Stumpf befasst sich genau mit diesen Prozessen und damit, wie man sie in die Gesellschaft tragen kann: „Wie schaffen wir es, die Technologien, die wir entwickeln, in die Industrie zu bringen? Was sind die Bedarfe der Industrie?“ Bereits nach ihrer Promotion konzentrierte sie sich für ihren Arbeitgeber Berlin Partner für Wirtschaft und Technologie auf die „Vernetzung von Industrie, Politik, Forschung und Gesellschaft“. Eine Arbeit, die sie nun für die Fraunhofer-Gesellschaft fortführt – mit dem Fokus Bioökonomie. 

Die Wirtschaft ist noch immer stark auf erdölbasierte Produktion eingestellt. Eine Transformation ist sehr kostspielig und braucht viele Innovationen. Vor rund einem Jahr stellte die Fraunhofer-Gesellschaft unter Federführung von Stumpf in diesem Zusammenhang eine Roadmap für eine zirkuläre Bioökonomie für die Politik zusammen. Stumpf fordert von der Politik, dass biobasierte Produkte auch „den Preis wert sein müssen, den sie wirklich wert sind“. Das heißt für sie im Umkehrschluss, emissionstreibende Technologien stärker zu besteuern und alternative Technologien gezielter zu fördern. Nur so könne die Transformation gelingen. Boris Messing


Wer rettet das Klima? Die Politik oder die/der Einzelne?
Das Klima kann nur durch gemeinsames Handeln von Politik und Gesellschaft gerettet werden. Die Politik hat die Aufgabe, den Rahmen für eine in allen Dimensionen (sozial, ökologisch, ökonomisch) nachhaltige und generationengerechte Entwicklung zu schaffen. Entscheidend ist hierbei die Akzeptanz dieser Maßnahmen in der Bevölkerung und die Bereitschaft, diese Veränderungen mitzutragen. Gleichzeitig ist es jedoch unerlässlich, dass jede(r) Einzelne Verantwortung übernimmt und im Alltag klimabewusst handelt.

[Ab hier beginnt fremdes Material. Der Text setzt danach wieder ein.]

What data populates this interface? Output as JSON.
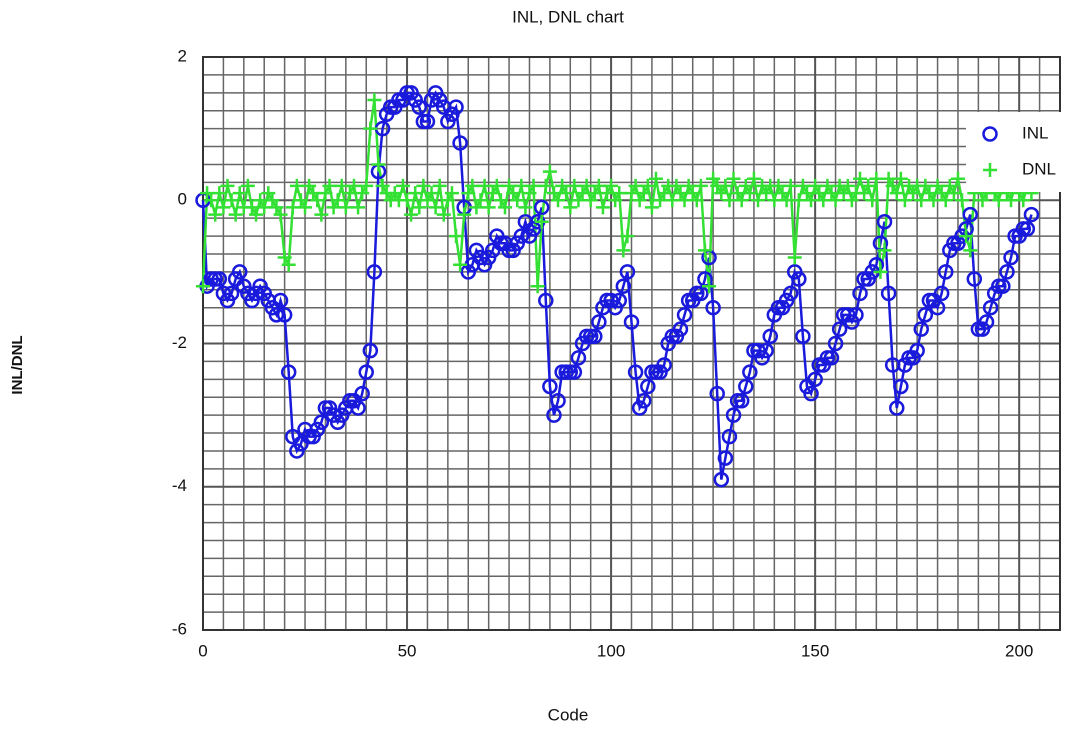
{
  "chart_data": {
    "type": "line",
    "title": "INL, DNL chart",
    "xlabel": "Code",
    "ylabel": "INL/DNL",
    "x": [
      0,
      1,
      2,
      3,
      4,
      5,
      6,
      7,
      8,
      9,
      10,
      11,
      12,
      13,
      14,
      15,
      16,
      17,
      18,
      19,
      20,
      21,
      22,
      23,
      24,
      25,
      26,
      27,
      28,
      29,
      30,
      31,
      32,
      33,
      34,
      35,
      36,
      37,
      38,
      39,
      40,
      41,
      42,
      43,
      44,
      45,
      46,
      47,
      48,
      49,
      50,
      51,
      52,
      53,
      54,
      55,
      56,
      57,
      58,
      59,
      60,
      61,
      62,
      63,
      64,
      65,
      66,
      67,
      68,
      69,
      70,
      71,
      72,
      73,
      74,
      75,
      76,
      77,
      78,
      79,
      80,
      81,
      82,
      83,
      84,
      85,
      86,
      87,
      88,
      89,
      90,
      91,
      92,
      93,
      94,
      95,
      96,
      97,
      98,
      99,
      100,
      101,
      102,
      103,
      104,
      105,
      106,
      107,
      108,
      109,
      110,
      111,
      112,
      113,
      114,
      115,
      116,
      117,
      118,
      119,
      120,
      121,
      122,
      123,
      124,
      125,
      126,
      127,
      128,
      129,
      130,
      131,
      132,
      133,
      134,
      135,
      136,
      137,
      138,
      139,
      140,
      141,
      142,
      143,
      144,
      145,
      146,
      147,
      148,
      149,
      150,
      151,
      152,
      153,
      154,
      155,
      156,
      157,
      158,
      159,
      160,
      161,
      162,
      163,
      164,
      165,
      166,
      167,
      168,
      169,
      170,
      171,
      172,
      173,
      174,
      175,
      176,
      177,
      178,
      179,
      180,
      181,
      182,
      183,
      184,
      185,
      186,
      187,
      188,
      189,
      190,
      191,
      192,
      193,
      194,
      195,
      196,
      197,
      198,
      199,
      200,
      201,
      202,
      203
    ],
    "series": [
      {
        "name": "INL",
        "color": "#1a1adc",
        "marker": "circle",
        "values": [
          0,
          -1.2,
          -1.1,
          -1.1,
          -1.1,
          -1.3,
          -1.4,
          -1.3,
          -1.1,
          -1.0,
          -1.2,
          -1.3,
          -1.4,
          -1.3,
          -1.2,
          -1.3,
          -1.4,
          -1.5,
          -1.6,
          -1.4,
          -1.6,
          -2.4,
          -3.3,
          -3.5,
          -3.4,
          -3.2,
          -3.3,
          -3.3,
          -3.2,
          -3.1,
          -2.9,
          -2.9,
          -3.0,
          -3.1,
          -3.0,
          -2.9,
          -2.8,
          -2.8,
          -2.9,
          -2.7,
          -2.4,
          -2.1,
          -1.0,
          0.4,
          1.0,
          1.2,
          1.3,
          1.3,
          1.4,
          1.4,
          1.5,
          1.5,
          1.4,
          1.3,
          1.1,
          1.1,
          1.4,
          1.5,
          1.4,
          1.3,
          1.1,
          1.2,
          1.3,
          0.8,
          -0.1,
          -1.0,
          -0.9,
          -0.7,
          -0.8,
          -0.9,
          -0.8,
          -0.7,
          -0.5,
          -0.6,
          -0.6,
          -0.7,
          -0.7,
          -0.6,
          -0.5,
          -0.3,
          -0.5,
          -0.4,
          -0.3,
          -0.1,
          -1.4,
          -2.6,
          -3.0,
          -2.8,
          -2.4,
          -2.4,
          -2.4,
          -2.4,
          -2.2,
          -2.0,
          -1.9,
          -1.9,
          -1.9,
          -1.7,
          -1.5,
          -1.4,
          -1.4,
          -1.5,
          -1.4,
          -1.2,
          -1.0,
          -1.7,
          -2.4,
          -2.9,
          -2.8,
          -2.6,
          -2.4,
          -2.4,
          -2.4,
          -2.3,
          -2.0,
          -1.9,
          -1.9,
          -1.8,
          -1.6,
          -1.4,
          -1.4,
          -1.3,
          -1.3,
          -1.1,
          -0.8,
          -1.5,
          -2.7,
          -3.9,
          -3.6,
          -3.3,
          -3.0,
          -2.8,
          -2.8,
          -2.6,
          -2.4,
          -2.1,
          -2.1,
          -2.2,
          -2.1,
          -1.9,
          -1.6,
          -1.5,
          -1.5,
          -1.4,
          -1.3,
          -1.0,
          -1.1,
          -1.9,
          -2.6,
          -2.7,
          -2.5,
          -2.3,
          -2.3,
          -2.2,
          -2.2,
          -2.0,
          -1.8,
          -1.6,
          -1.6,
          -1.7,
          -1.6,
          -1.3,
          -1.1,
          -1.1,
          -1.0,
          -0.9,
          -0.6,
          -0.3,
          -1.3,
          -2.3,
          -2.9,
          -2.6,
          -2.3,
          -2.2,
          -2.2,
          -2.1,
          -1.8,
          -1.6,
          -1.4,
          -1.4,
          -1.5,
          -1.3,
          -1.0,
          -0.7,
          -0.6,
          -0.6,
          -0.5,
          -0.4,
          -0.2,
          -1.1,
          -1.8,
          -1.8,
          -1.7,
          -1.5,
          -1.3,
          -1.2,
          -1.2,
          -1.0,
          -0.8,
          -0.5,
          -0.5,
          -0.4,
          -0.4,
          -0.2
        ]
      },
      {
        "name": "DNL",
        "color": "#33e033",
        "marker": "plus",
        "values": [
          -1.2,
          0.1,
          0.0,
          -0.2,
          0.1,
          -0.1,
          0.2,
          0.0,
          -0.2,
          0.1,
          -0.1,
          0.2,
          -0.1,
          -0.2,
          0.0,
          -0.1,
          0.1,
          0.0,
          -0.1,
          -0.2,
          -0.8,
          -0.9,
          -0.1,
          0.2,
          0.0,
          -0.1,
          0.2,
          0.1,
          0.0,
          -0.2,
          0.1,
          0.2,
          -0.1,
          0.0,
          0.2,
          -0.1,
          0.1,
          0.2,
          -0.1,
          0.1,
          0.2,
          1.0,
          1.4,
          0.5,
          0.2,
          0.1,
          0.0,
          0.1,
          0.0,
          0.2,
          0.0,
          -0.2,
          0.1,
          -0.1,
          0.2,
          0.0,
          0.1,
          -0.1,
          0.2,
          -0.2,
          0.0,
          0.1,
          -0.5,
          -0.9,
          -0.2,
          0.1,
          0.2,
          -0.1,
          0.0,
          0.2,
          -0.1,
          0.1,
          0.2,
          0.0,
          -0.1,
          0.2,
          0.1,
          0.0,
          0.2,
          -0.1,
          0.1,
          0.2,
          -1.2,
          -0.3,
          0.2,
          0.4,
          0.1,
          0.0,
          0.2,
          0.1,
          -0.1,
          0.2,
          0.0,
          0.1,
          0.2,
          0.0,
          0.1,
          0.2,
          -0.1,
          0.1,
          0.2,
          0.0,
          0.1,
          -0.7,
          -0.5,
          0.1,
          0.2,
          0.0,
          0.1,
          0.2,
          -0.1,
          0.3,
          0.0,
          0.1,
          0.2,
          0.0,
          0.2,
          0.1,
          0.0,
          0.2,
          0.1,
          0.0,
          0.2,
          -0.7,
          -1.2,
          0.3,
          0.2,
          0.1,
          0.2,
          0.0,
          0.3,
          0.1,
          0.0,
          0.2,
          0.1,
          0.3,
          0.0,
          0.2,
          0.1,
          0.2,
          0.0,
          0.2,
          0.1,
          0.0,
          0.2,
          -0.8,
          0.0,
          0.2,
          0.1,
          0.0,
          0.2,
          0.1,
          0.0,
          0.2,
          0.1,
          0.0,
          0.2,
          0.1,
          0.2,
          0.0,
          0.1,
          0.3,
          0.1,
          0.2,
          0.0,
          0.3,
          -1.0,
          -0.7,
          0.3,
          0.2,
          0.1,
          0.3,
          0.0,
          0.2,
          0.1,
          0.2,
          0.0,
          0.2,
          0.1,
          0.0,
          0.2,
          0.1,
          0.0,
          0.2,
          0.1,
          0.3,
          0.0,
          -0.5,
          -0.7,
          0.1,
          0.2,
          0.0,
          0.1,
          0.2,
          0.1,
          0.0,
          0.2,
          0.1,
          0.0,
          0.2,
          0.1,
          0.0,
          0.2,
          0.1
        ]
      }
    ],
    "xlim": [
      0,
      210
    ],
    "xticks": [
      0,
      50,
      100,
      150,
      200
    ],
    "ylim": [
      -6,
      2
    ],
    "yticks": [
      -6,
      -4,
      -2,
      0,
      2
    ],
    "grid": true,
    "legend": "upper right"
  }
}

Auf welchen Flug würden Sie nie verzichten?
Generell sollte zuerst dort angesetzt werden, wo es umweltfreundlichere Alternativen gibt und kein direkter Verzicht notwendig ist, zum Beispiel bei Inlands- und Kurzstreckenflügen auf die Bahn ausweichen. Darüber hinaus ist es unerlässlich, dass neben den individuellen Entscheidungen des Einzelnen auch Politik und Industrie den technologischen Fortschritt zur nachhaltigeren Mobilität vorantreiben.

Wer in der Energie- und Klimawelt hat Sie beeindruckt?
Mich beeindrucken nicht einzelne Personen, sondern viele Akteure und Organisationen wie beispielsweise Scientists for Future, wo unter anderem auch Wissenschaftler:innen aus der Fraunhofer-Gesellschaft aktiv sind. Ihre Arbeit bringt den aktuellen Stand der Forschung in verständlicher Form in die gesellschaftliche Debatte um Nachhaltigkeit und Zukunftssicherung ein. Das ist insbesondere vor dem Hintergrund von Fake-News und dem hohen Maß an Emotionalität in den Diskussionen zum Klimawandel enorm wichtig.

Welche Idee gibt der Energiewende neuen Schwung?
Viele Technologien sind bereits vorhanden, um die Energiewende voranzutreiben. Diese müssen aber oft noch aus dem Labor in die Industrie überführt werden. Ein Beispiel ist „Carbon Capture and Utilization“ (CCU). Wo CO2 nicht vermieden werden kann, sollte es stofflich genutzt werden. Schon heute lassen sich niedermolekulare Grundstoffe über Wasserstoff und CO2 herstellen. Für komplexere Moleküle sollten auch biotechnologische Verfahren in Betracht gezogen werden. So können wir das klimaschädliche Abfallprodukt CO2 als Rohstoff für Textilien, Kosmetika oder Kraftstoffe nutzen; alles Branchen, mit denen sich die Fraunhofer-Gesellschaft bereits befasst.